In the Catholic world, the time leading up to Lent has traditionally been known as “carnival”, from the Latin words for saying farewell to meat (“carne vale”); during this time people would clean out the larder in their homes – i.e., clean out the pantry of meats and other things that were forbidden during Lent – and so prepare for the time of penance.
Nowadays perhaps the most famous carnivals take place in Rio de Janeiro and in New Orleans. And they have become times of great excess and great sin. It’s one thing to clean out the larder and eat some extra flesh of animals; it’s another thing to feast on pleasures of the flesh. We all are familiar enough through our knowledge of pop culture with what happens at these “carnivals”; there is no need for me to go into detail.
Many saints saw this time, therefore, not as one of feasting, but as one of doing extra penances, in reparation to Our Lord for the great and outrageous sins being committed by those reveling in the flesh instead of making a more sober preparation.

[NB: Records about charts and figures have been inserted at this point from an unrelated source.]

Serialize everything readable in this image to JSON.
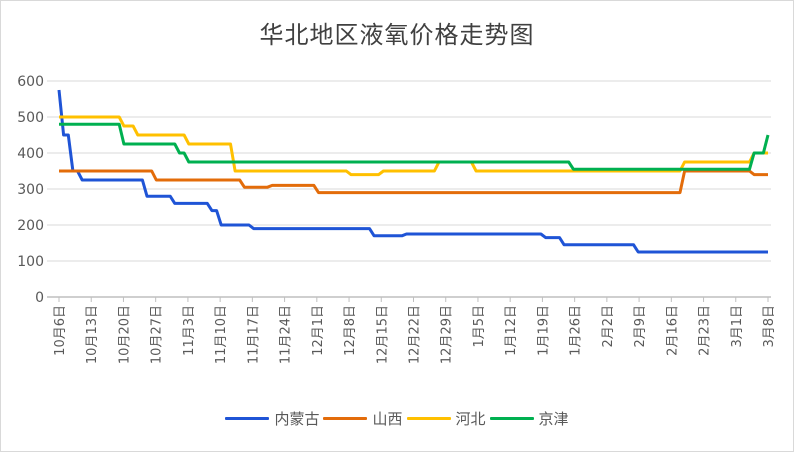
{
  "chart_data": {
    "type": "line",
    "title": "华北地区液氧价格走势图",
    "xlabel": "",
    "ylabel": "",
    "ylim": [
      0,
      600
    ],
    "yticks": [
      0,
      100,
      200,
      300,
      400,
      500,
      600
    ],
    "grid": true,
    "legend_position": "bottom",
    "x_unit": "days since 10月6日",
    "x_range_days": [
      0,
      153
    ],
    "xtick_labels": [
      "10月6日",
      "10月13日",
      "10月20日",
      "10月27日",
      "11月3日",
      "11月10日",
      "11月17日",
      "11月24日",
      "12月1日",
      "12月8日",
      "12月15日",
      "12月22日",
      "12月29日",
      "1月5日",
      "1月12日",
      "1月19日",
      "1月26日",
      "2月2日",
      "2月9日",
      "2月16日",
      "2月23日",
      "3月1日",
      "3月8日"
    ],
    "series": [
      {
        "name": "内蒙古",
        "color": "#1f54d6",
        "steps": [
          [
            0,
            575
          ],
          [
            1,
            450
          ],
          [
            3,
            350
          ],
          [
            5,
            325
          ],
          [
            19,
            280
          ],
          [
            25,
            260
          ],
          [
            33,
            240
          ],
          [
            35,
            200
          ],
          [
            42,
            190
          ],
          [
            68,
            170
          ],
          [
            75,
            175
          ],
          [
            105,
            165
          ],
          [
            109,
            145
          ],
          [
            125,
            125
          ]
        ]
      },
      {
        "name": "山西",
        "color": "#e36c0a",
        "steps": [
          [
            0,
            350
          ],
          [
            21,
            325
          ],
          [
            40,
            305
          ],
          [
            46,
            310
          ],
          [
            56,
            290
          ],
          [
            135,
            350
          ],
          [
            150,
            340
          ]
        ]
      },
      {
        "name": "河北",
        "color": "#ffc000",
        "steps": [
          [
            0,
            500
          ],
          [
            14,
            475
          ],
          [
            17,
            450
          ],
          [
            28,
            425
          ],
          [
            38,
            350
          ],
          [
            63,
            340
          ],
          [
            70,
            350
          ],
          [
            82,
            375
          ],
          [
            90,
            350
          ],
          [
            135,
            375
          ],
          [
            150,
            400
          ]
        ]
      },
      {
        "name": "京津",
        "color": "#00b050",
        "steps": [
          [
            0,
            480
          ],
          [
            14,
            425
          ],
          [
            26,
            400
          ],
          [
            28,
            375
          ],
          [
            111,
            355
          ],
          [
            150,
            400
          ],
          [
            153,
            450
          ]
        ]
      }
    ]
  }
}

Tomorrow is Mardi Gras – Fat Tuesday – and surely there’s nothing wrong with having a little extra celebration, a little extra chocolate, a good steak, etc., as we prepare for Ash Wednesday and beyond. But let’s not anticipate too much the joy of Easter. And let’s also ask ourselves: is there some act of reparation that I could do during this day, on account of those whose minds are far from the holiness of the season we are about to embark upon?
If you choose to undertake some act of reparation on Mardi Gras, you are in the company of many illustrious saints who did the same. You bring pleasure and consolation to the heart of Our Lord. And perhaps – perhaps – through your act of love, you will obtain a special grace for a poor sinner in need of conversion.
A blessed final preparation for Lent to all!